Parton also points out that persistent angst is, on a very basic level, bad for your health. In an article about dealing with complaining co-workers, Fortune discusses the work of Robert Sapolsky, a professor of neurology and neuroendocrinology at Stanford University’s School of Medicine. Sapolsky researches how stress impacts the hippocampus, an important area of the brain associated with memory and learning. According to Fortune, “Sapolsky found that exposure to a stressor — such as listening to someone spread a nasty rumor at work — for more than 30 minutes leads to elevated cortisol levels that hamper synaptic connections and speed up cell death.” These negative experiences can ultimately have a damaging effect on cognitive function. Chronic stress can also lead to a host of other health problems, including heart disease, depression, digestive issues, lowered immune system, insomnia, and unhealthy eating habits.
Curbing our tendency to complain is both good for our health and for the other people around us, as is steering clear of people who just can’t help themselves from ranting endlessly. As Parton points out in a follow up to his original article, that doesn’t mean that we have to be positive all the time, that we can only spend time with others who are being positive, or that there aren’t legitimate reasons in the world to be unhappy or upset. “Complaining, in my mind, is not the same as talking vulnerably and honestly about hard truths. Nor is [it] the same as calling out injustice and fighting against it,” he writes. Rather, the things we need to rethink are “outright negativity-vomit and a constant need to turn reality into an enemy.”

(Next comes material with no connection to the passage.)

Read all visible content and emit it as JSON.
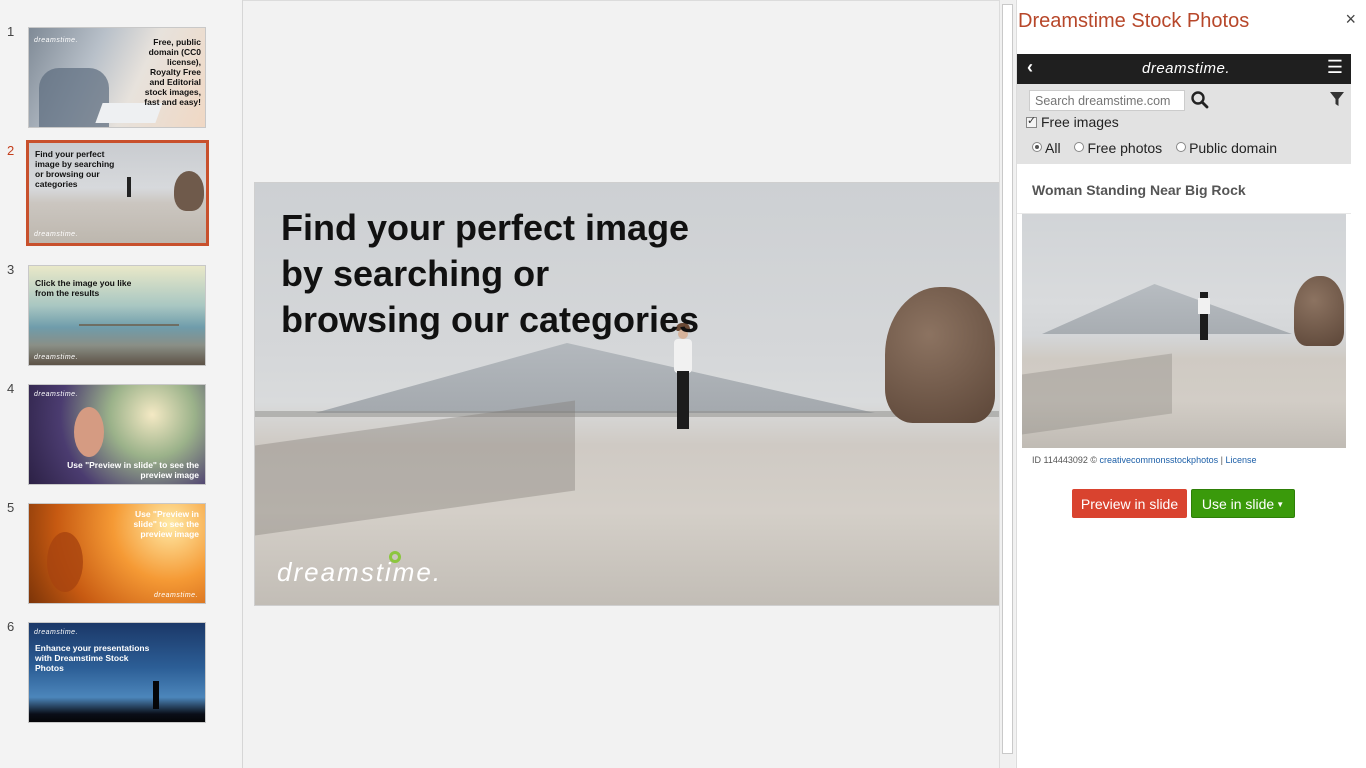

Besides, as good as venting may feel in the moment, studies have shown that it doesn’t actually work. Instead of getting rid of anger and other negative emotions, venting only reinforces those feelings. “What people fail to realize is that the anger would have dissipated had they not vented,” Jeffrey Lohr, a clinical psychologist at the University of Arkansas, told Fast Company. “Moreover, it would have dissipated more quickly had they not vented and tried to control their anger instead.”